More muttering to the diagonal raindrops on the window. "I told you. I'm not a great—"

"And despite that, I'm driving you an hour away from my house in pouring rain to buy you dinner before we drive back to a house owned by a necromancer so we can stake it out. I thought about this earlier. Honestly, it's fucking weird." He laughs, eyes firmly on the road in front of him, watching through the storm. "It is so fucking weird. It's wild and it doesn't fit into what life should be like. So why? You want the honest-to-god fucking truth?"

"Do I..." Eyes still on gray clouds, she furrows her brow. She doesn't look at him. "Do I want the truth? What do you mean?"

"Well, it was mostly rhetorical and for dramatic effect, but sure. Do you?"

"About what? I already have a lot of it. A view of the universe, a confluence of planes and realms. Fucking... wonder. What else is there?"

"I'm sure that's a lot to take in for one person. It's a lot for me to hear. I guess I have a glimpse of that as well, knowing a dog from Hell. But I'm not worried about any of that. I want to know all of it and experience everything, sure. I do. What really matters, though, Tiff... are the people. My mom, my brother, my aunt, Ben, my stupid cousins. Even you." When she opens her mouth in objection, he repeats, "Even you. The people matter. It matters who we choose to surround ourselves with, even if some of the truths about them are hard to think about. And you have such an aura of... greatness."

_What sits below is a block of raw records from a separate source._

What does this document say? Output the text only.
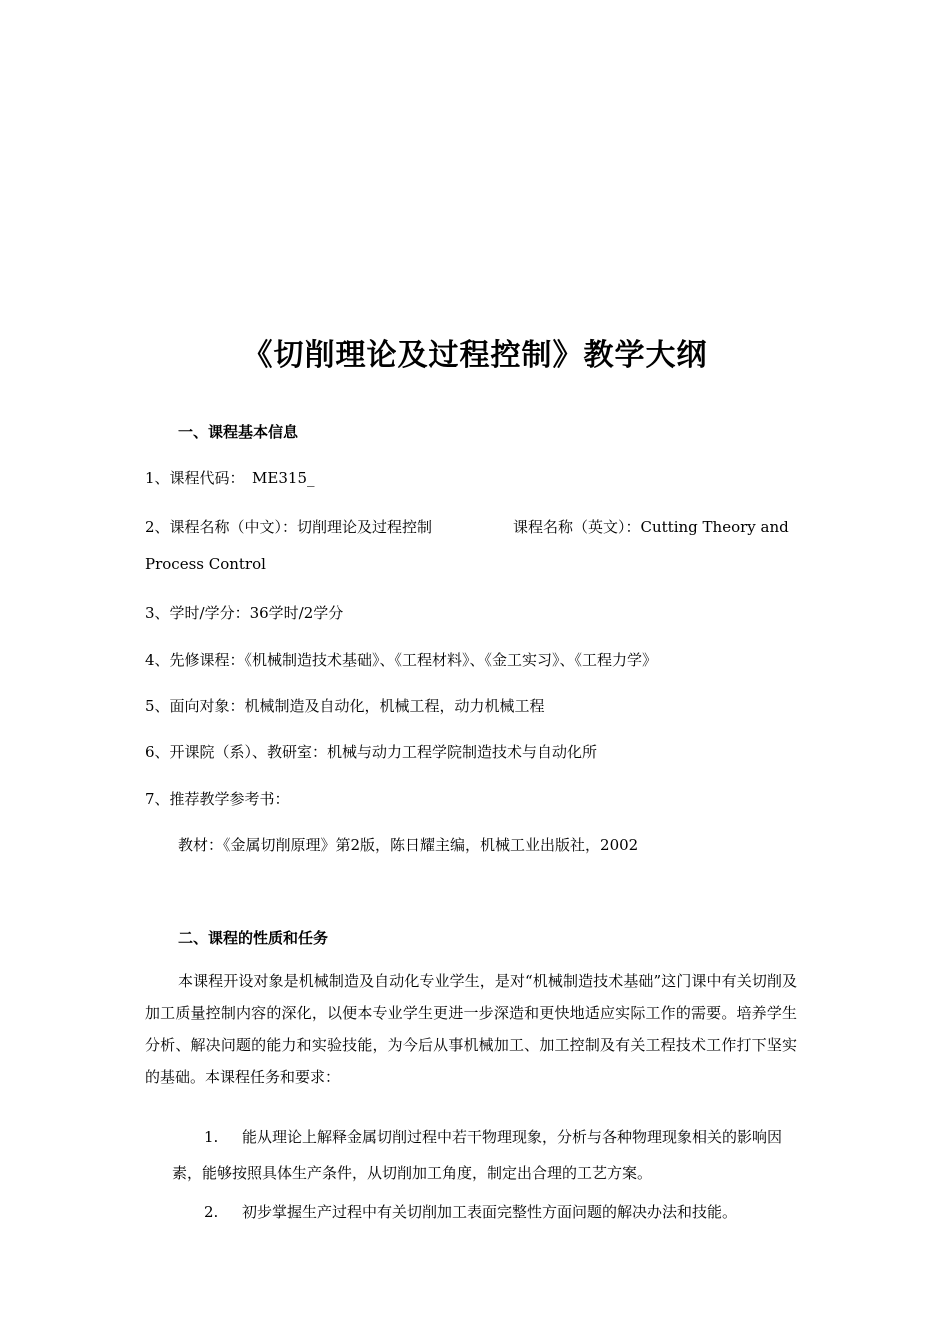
《切削理论及过程控制》教学大纲
一、课程基本信息
1、课程代码：　ME315_
2、课程名称（中文）：切削理论及过程控制	课程名称（英文）：Cutting Theory and
Process Control
3、学时/学分：36学时/2学分
4、先修课程：《机械制造技术基础》、《工程材料》、《金工实习》、《工程力学》
5、面向对象：机械制造及自动化，机械工程，动力机械工程
6、开课院（系）、教研室：机械与动力工程学院制造技术与自动化所
7、推荐教学参考书：
教材：《金属切削原理》第2版，陈日耀主编，机械工业出版社，2002
二、课程的性质和任务
本课程开设对象是机械制造及自动化专业学生，是对“机械制造技术基础”这门课中有关切削及加工质量控制内容的深化，以便本专业学生更进一步深造和更快地适应实际工作的需要。培养学生分析、解决问题的能力和实验技能，为今后从事机械加工、加工控制及有关工程技术工作打下坚实的基础。本课程任务和要求：
1. 能从理论上解释金属切削过程中若干物理现象，分析与各种物理现象相关的影响因素，能够按照具体生产条件，从切削加工角度，制定出合理的工艺方案。
2. 初步掌握生产过程中有关切削加工表面完整性方面问题的解决办法和技能。
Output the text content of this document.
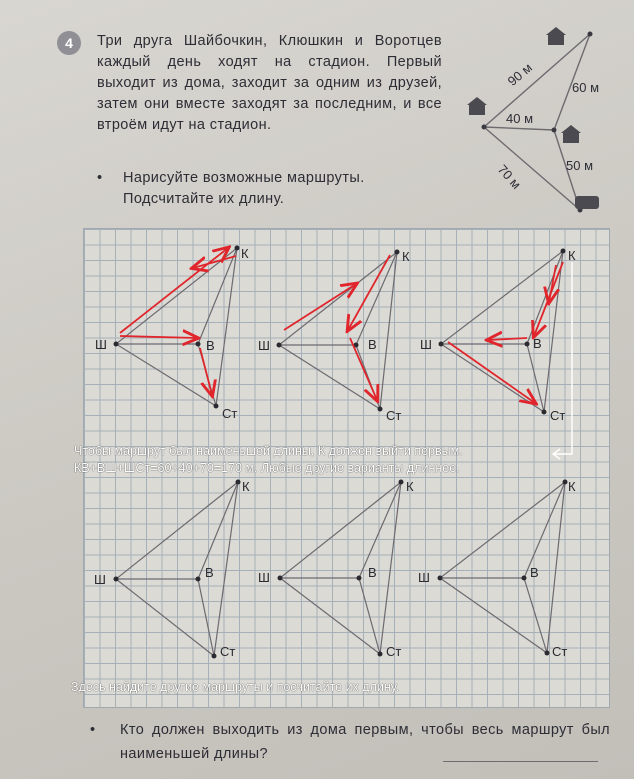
4	Три друга Шайбочкин, Клюшкин и Воротцев каждый день ходят на стадион. Первый выходит из дома, заходит за одним из друзей, затем они вместе заходят за последним, и все втроём идут на стадион.
•	Нарисуйте возможные маршруты. Подсчитайте их длину.
90 м	60 м
40 м
70 м	50 м
Ш
К
В
Ст
Ш
К
В
Ст
Ш
К
В
Ст
Ш
К
В
Ст
Ш
К
В
Ст
Ш
К
В
Ст
Чтобы маршрут был наименьшей длины, К должен выйти первым.
КВ+ВШ+ШСт=60+40+70=170 м. Любые другие варианты длиннее.
Здесь найдите другие маршруты и посчитайте их длину.
•	Кто должен выходить из дома первым, чтобы весь маршрут был наименьшей длины?
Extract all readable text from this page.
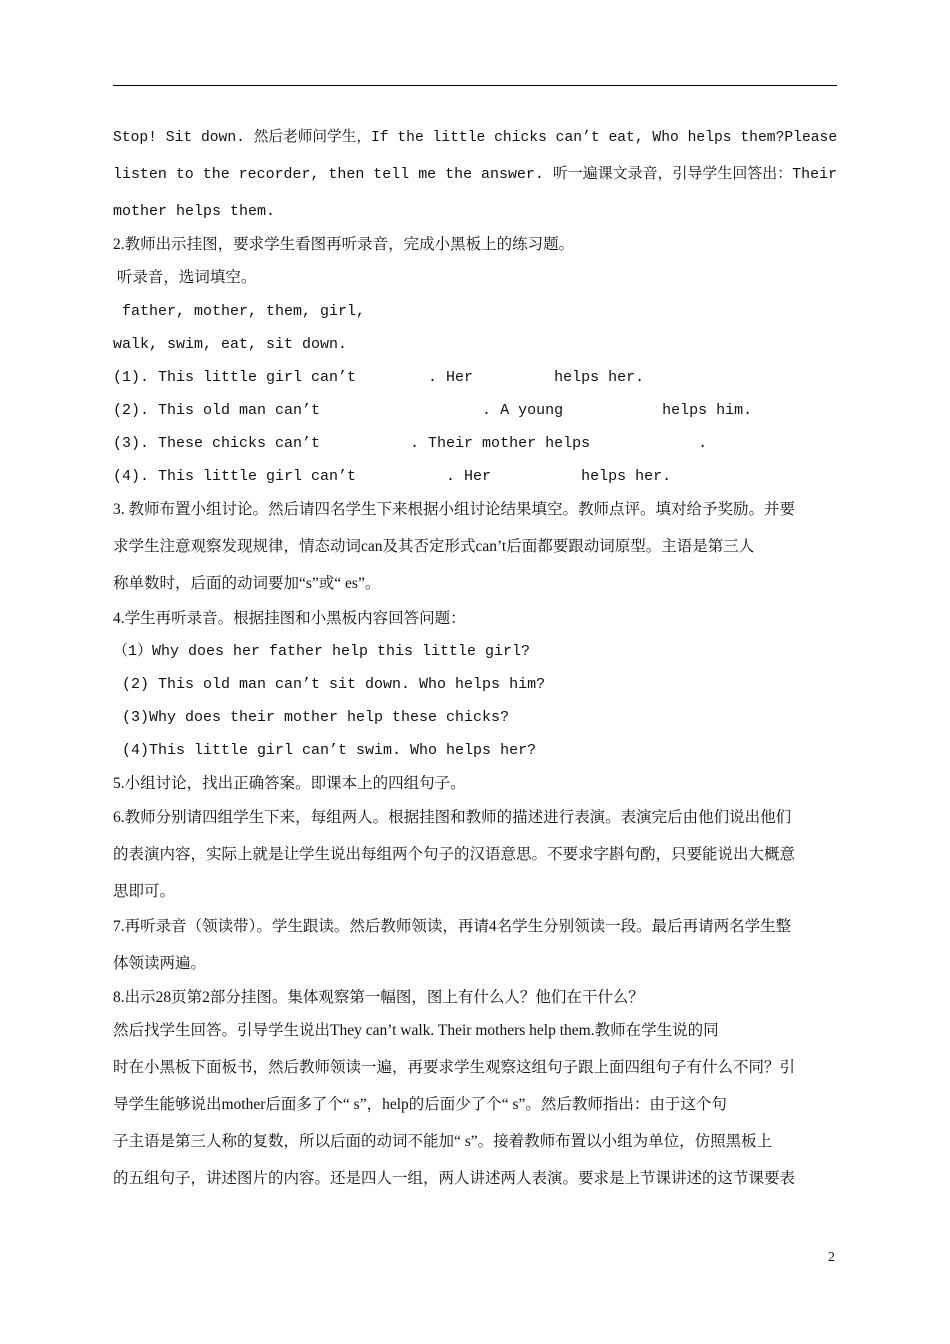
Stop! Sit down. 然后老师问学生，If the little chicks can’t eat, Who helps them?Please
listen to the recorder, then tell me the answer. 听一遍课文录音，引导学生回答出：Their
mother helps them.
2.教师出示挂图，要求学生看图再听录音，完成小黑板上的练习题。
听录音，选词填空。
father, mother, them, girl,
walk, swim, eat, sit down.
(1). This little girl can’t        . Her         helps her.
(2). This old man can’t                  . A young           helps him.
(3). These chicks can’t          . Their mother helps            .
(4). This little girl can’t          . Her          helps her.
3. 教师布置小组讨论。然后请四名学生下来根据小组讨论结果填空。教师点评。填对给予奖励。并要
求学生注意观察发现规律，情态动词can及其否定形式can’t后面都要跟动词原型。主语是第三人
称单数时，后面的动词要加“s”或“ es”。
4.学生再听录音。根据挂图和小黑板内容回答问题：
（1）Why does her father help this little girl?
(2) This old man can’t sit down. Who helps him?
(3)Why does their mother help these chicks?
(4)This little girl can’t swim. Who helps her?
5.小组讨论，找出正确答案。即课本上的四组句子。
6.教师分别请四组学生下来，每组两人。根据挂图和教师的描述进行表演。表演完后由他们说出他们
的表演内容，实际上就是让学生说出每组两个句子的汉语意思。不要求字斟句酌，只要能说出大概意
思即可。
7.再听录音（领读带）。学生跟读。然后教师领读，再请4名学生分别领读一段。最后再请两名学生整
体领读两遍。
8.出示28页第2部分挂图。集体观察第一幅图，图上有什么人？他们在干什么？
然后找学生回答。引导学生说出They can’t walk. Their mothers help them.教师在学生说的同
时在小黑板下面板书，然后教师领读一遍，再要求学生观察这组句子跟上面四组句子有什么不同？引
导学生能够说出mother后面多了个“ s”，help的后面少了个“ s”。然后教师指出：由于这个句
子主语是第三人称的复数，所以后面的动词不能加“ s”。接着教师布置以小组为单位，仿照黑板上
的五组句子，讲述图片的内容。还是四人一组，两人讲述两人表演。要求是上节课讲述的这节课要表
2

Kepler pats Tiff on her arm. She freezes under it.

"But again, that doesn't matter to me. Be great, I don't fucking care. Do you. What matters to me? Dingus likes the way you smell. That's why we're going to dinner tonight. My dog likes you."

"Why does everything like the way I smell?" she mutters, like that's the thing that matters here. "I don't get what that means."

Again he laughs, this time with less of a heaviness to it. "I can't speak for anything else other than Dingus. What that means for you, my American friend, is that you aren't evil. He can smell it."